Agencies should own the data they mine for their clients
As keepers of the client’s media, creative or other strategy, it makes sense for agencies to own the data that their tools dig up. Or at least own the tools. “Agencies are armed with all the resources to evaluate the data, determine the insights and visualize the strategy” to optimize the brand’s engagement with its customers, says Mauro Fuentes, social media director at Ogilvy PR.
A recent CMO Strategic Council Brief revealed that 72 percent of marketers will soon be on the lookout for new relationships with creative and media agencies that can better exploit data. That’s a lot of new business out there to be won by the data-savvy agency.
But more than simply needing data to use as a sword to hack through campaigns, agencies should own the data as a shield against losing clients. It might feel like a devious move, but providing the client with insights, without giving up ownership of the raw data or the platform that mined it, can add a layer of difficulty to the client leaving (remember than more than 7/10 relationships are about to be up for grabs).
Personas aren’t as valuable as understanding the data you already have about your audience
Your company probably has buyer personas. It probably has bad ones. Most personas are bad. Or worse.
Put your hand up when this sounds familiar: Heather is a 35-year old human resources manager. She earns £35,000 a year. She has been married for 10 years and when she’s not at work likes to spend time with her husband, Mark, and their two boys, aged 4 and 6. She often finds herself getting irritable with her colleagues because she works long hours and feels like she never has enough hours in the day.
The problem with personas like that—and there are a lot of personas that look like that—is that they’re just not very useful. And why? Because they’re a nice story, but not based on data. As Audiense’s CEO Javier Buron says, they don’t answer important questions like: “What drives response? What publications are they interested in? What TV shows do they watch? What crossovers are there with other brands?” In short, what empirical data do we have about Heather and people like her that we can use to get them engaged and activated?

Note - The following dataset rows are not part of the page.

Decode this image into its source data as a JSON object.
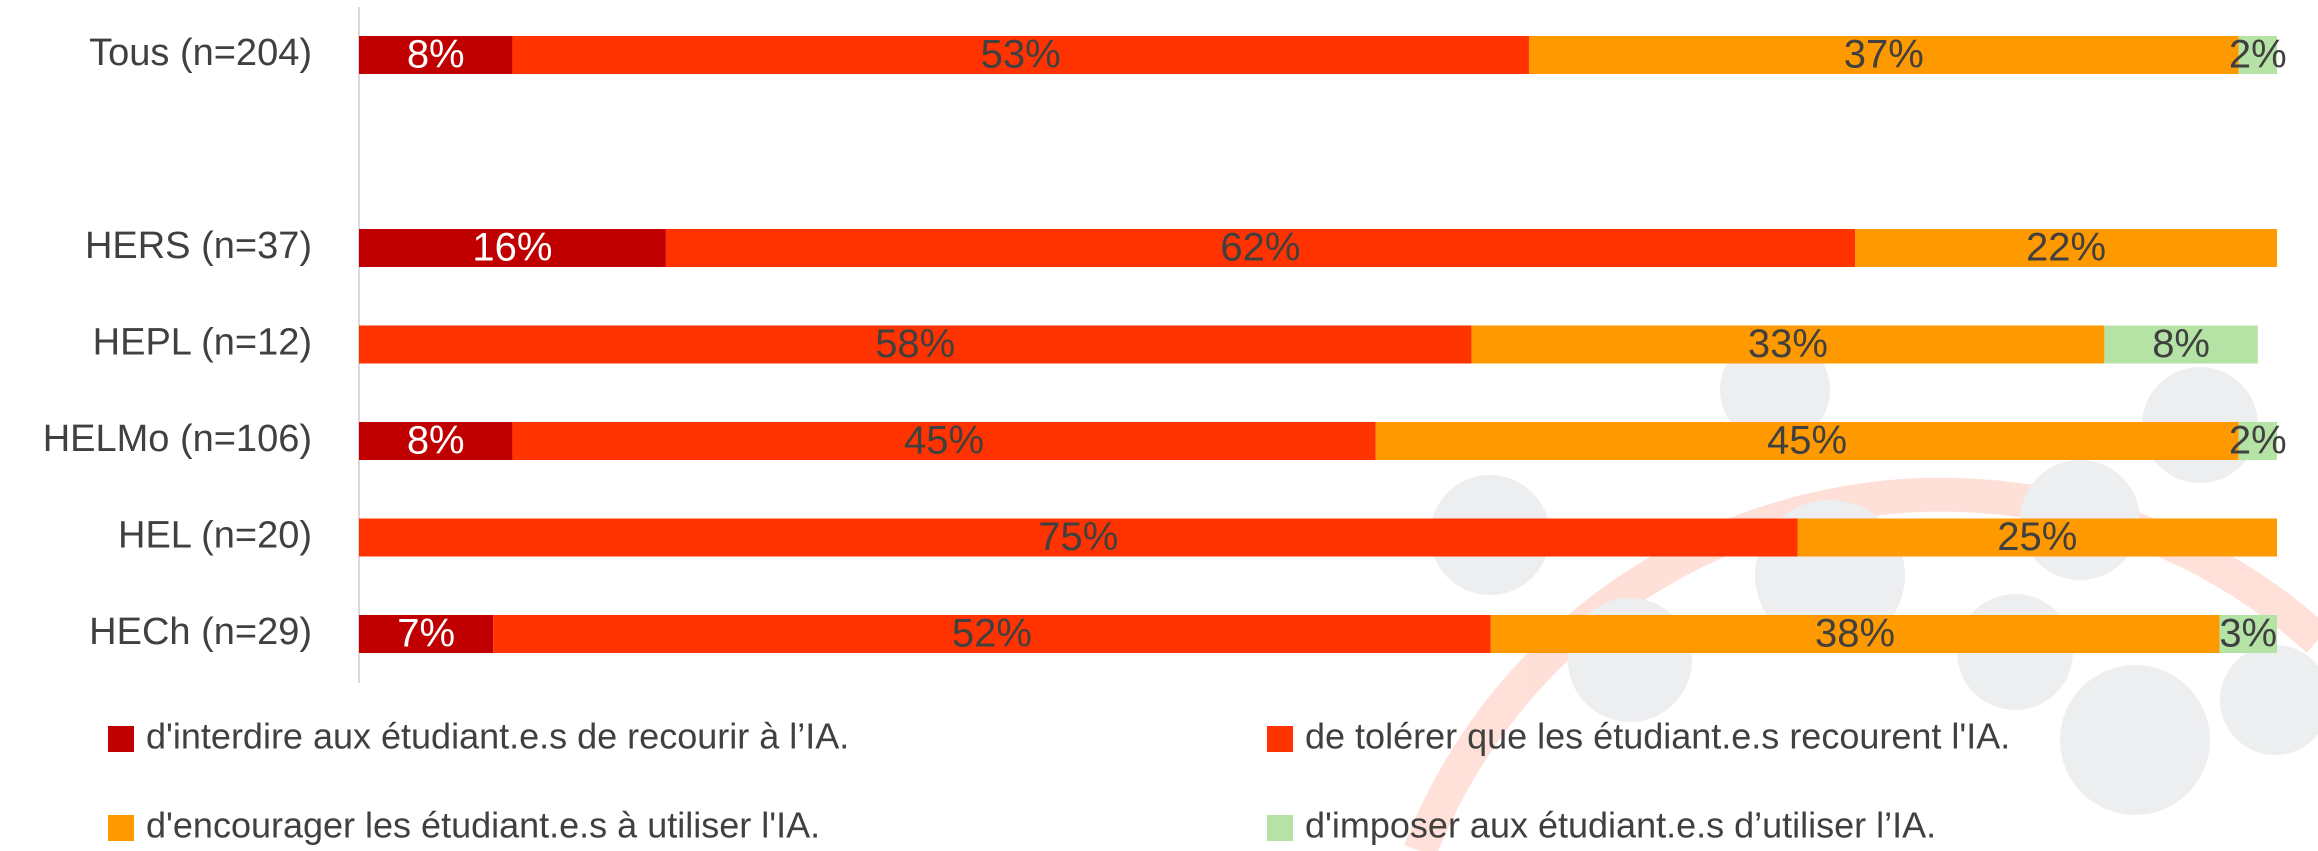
{
  "chart_data": {
    "type": "stacked-bar-horizontal",
    "categories": [
      "Tous (n=204)",
      null,
      "HERS (n=37)",
      "HEPL (n=12)",
      "HELMo (n=106)",
      "HEL (n=20)",
      "HECh (n=29)"
    ],
    "xlim": [
      0,
      100
    ],
    "series": [
      {
        "name": "d'interdire aux étudiant.e.s de recourir à l’IA.",
        "color": "#c00000",
        "label_color": "#ffffff",
        "values": [
          8,
          null,
          16,
          null,
          8,
          null,
          7
        ],
        "value_labels": [
          "8%",
          null,
          "16%",
          null,
          "8%",
          null,
          "7%"
        ]
      },
      {
        "name": "de tolérer que les étudiant.e.s recourent l'IA.",
        "color": "#ff3300",
        "label_color": "#404040",
        "values": [
          53,
          null,
          62,
          58,
          45,
          75,
          52
        ],
        "value_labels": [
          "53%",
          null,
          "62%",
          "58%",
          "45%",
          "75%",
          "52%"
        ]
      },
      {
        "name": "d'encourager les étudiant.e.s à utiliser l'IA.",
        "color": "#ff9900",
        "label_color": "#404040",
        "values": [
          37,
          null,
          22,
          33,
          45,
          25,
          38
        ],
        "value_labels": [
          "37%",
          null,
          "22%",
          "33%",
          "45%",
          "25%",
          "38%"
        ]
      },
      {
        "name": "d'imposer aux étudiant.e.s d’utiliser l’IA.",
        "color": "#b5e3a5",
        "label_color": "#404040",
        "values": [
          2,
          null,
          null,
          8,
          2,
          null,
          3
        ],
        "value_labels": [
          "2%",
          null,
          null,
          "8%",
          "2%",
          null,
          "3%"
        ]
      }
    ]
  }
}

Analyse your current and past customer base. What were the roles of the decision makers? Who controlled the purse strings? What were their demographic profiles? Who did they report to? What was their function? And when you have that data, STOP. Because the next thing you want to do is start making “educated” guesses about the rest of their lives, and it’s the wrong thing to do.
There are tools and services out there that can get insights into who your customer base is, Audiense, for example, but you can also feed it directly into Facebook Business Manager’s custom audience function and find out more about what drives your audience that way. You don’t have to make assumptions, mostly because assumptions are limited by the experience and biases of the person making them. As a result they tend to be more stereotypes than archetypes.
Employees aren’t a company’s most valuable resource. But neither is data. Employees who can mine, analyse and visualize data, who can harness the power of machine learning are the new corporate crown jewels.